A Casa Branca e a embaixada de Omã em Washington não responderam aos pedidos de comentários.
A missão permanente do Irão nas Nações Unidas não foi encontrada para comentar.
Reportagens da televisão iraniana sobre o acordo-quadro disseram que os Estados Unidos também suspenderiam o bloqueio aos portos iranianos e retirariam as tropas de todo o Irã.
Ebrahim Azizi, presidente do Comité de Segurança Nacional do parlamento iraniano, disse que os comentários do presidente Trump não farão com que o Irão retire as suas exigências de enriquecimento de urânio, de exercício de autoridade sobre o estreito ou de levantamento de sanções ao estreito.
“É claro que o Presidente Trump está à procura de uma saída para este impasse estratégico, alternando entre ameaças e apelos a um acordo”, escreveu Azizi numa publicação no X.
Antes da guerra, o estreito movimentava um quinto dos embarques mundiais de petróleo e gás natural liquefeito, o desmantelamento das capacidades nucleares do Irão e as sanções contínuas paralisaram as negociações para pôr fim ao conflito de três meses.

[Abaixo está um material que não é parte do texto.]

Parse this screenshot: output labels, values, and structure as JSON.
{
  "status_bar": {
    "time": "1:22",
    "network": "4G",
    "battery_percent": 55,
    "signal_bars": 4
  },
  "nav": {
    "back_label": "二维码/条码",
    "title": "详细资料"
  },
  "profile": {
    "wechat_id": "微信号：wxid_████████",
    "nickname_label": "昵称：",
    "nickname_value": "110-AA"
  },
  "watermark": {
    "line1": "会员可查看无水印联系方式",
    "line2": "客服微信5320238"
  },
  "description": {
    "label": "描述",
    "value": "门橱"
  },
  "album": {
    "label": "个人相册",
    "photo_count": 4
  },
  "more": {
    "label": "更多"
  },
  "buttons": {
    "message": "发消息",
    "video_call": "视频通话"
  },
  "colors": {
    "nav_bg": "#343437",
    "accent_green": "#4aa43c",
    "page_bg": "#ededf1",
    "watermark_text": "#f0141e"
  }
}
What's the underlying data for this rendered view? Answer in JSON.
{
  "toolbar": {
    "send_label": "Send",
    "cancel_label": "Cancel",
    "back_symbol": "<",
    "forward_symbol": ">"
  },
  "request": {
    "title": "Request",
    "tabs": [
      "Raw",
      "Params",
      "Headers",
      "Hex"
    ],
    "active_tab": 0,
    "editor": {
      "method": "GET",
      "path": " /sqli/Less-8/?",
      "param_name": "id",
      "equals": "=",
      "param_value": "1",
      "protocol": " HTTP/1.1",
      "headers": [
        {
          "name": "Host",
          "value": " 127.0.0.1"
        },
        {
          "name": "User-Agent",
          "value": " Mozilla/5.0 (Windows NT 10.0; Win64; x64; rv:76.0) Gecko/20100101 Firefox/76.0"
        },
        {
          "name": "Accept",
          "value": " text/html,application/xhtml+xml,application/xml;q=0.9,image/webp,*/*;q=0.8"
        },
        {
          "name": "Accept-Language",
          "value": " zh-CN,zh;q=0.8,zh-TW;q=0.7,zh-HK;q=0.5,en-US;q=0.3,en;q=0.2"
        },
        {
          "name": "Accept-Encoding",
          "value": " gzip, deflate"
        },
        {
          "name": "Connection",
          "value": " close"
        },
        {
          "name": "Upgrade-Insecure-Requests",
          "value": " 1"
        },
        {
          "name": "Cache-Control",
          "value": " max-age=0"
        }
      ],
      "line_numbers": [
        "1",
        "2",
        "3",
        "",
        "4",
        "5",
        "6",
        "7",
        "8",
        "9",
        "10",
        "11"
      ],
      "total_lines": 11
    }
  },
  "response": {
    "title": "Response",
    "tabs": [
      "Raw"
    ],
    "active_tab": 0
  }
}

Esta hidrovia é abrangida pelo direito internacional que garante o direito de passagem às embarcações estrangeiras.
O Departamento do Tesouro dos EUA adicionou a Autoridade do Estreito do Golfo Pérsico, uma agência iraniana criada para controlar o trânsito através do estreito, à sua lista de sanções de pessoas e entidades consideradas uma ameaça à segurança nacional dos EUA.
A televisão estatal iraniana disse que o projecto de acordo prevê a retirada dos EUA das suas tropas da região, mas disse que a questão das forças dos EUA na região necessita de mais discussão.
A Casa Branca rejeitou o relatório como uma “completa invenção”. Teerã não fez comentários.
A cobertura televisiva iraniana do projecto de acordo não mencionou o programa nuclear do Irão, que os Estados Unidos querem desmantelar.
Autoridades iranianas disseram que as negociações sobre a questão nuclear ocorrerão em uma segunda rodada de negociações, o que pode não agradar a alguns dos aliados mais próximos do presidente Trump.
O Irão insiste que o seu programa nuclear tem apenas fins pacíficos.
“O resultado final é que o Irão nunca terá armas nucleares”, disse o secretário de Estado dos EUA, Marco Rubio, ao Gabinete.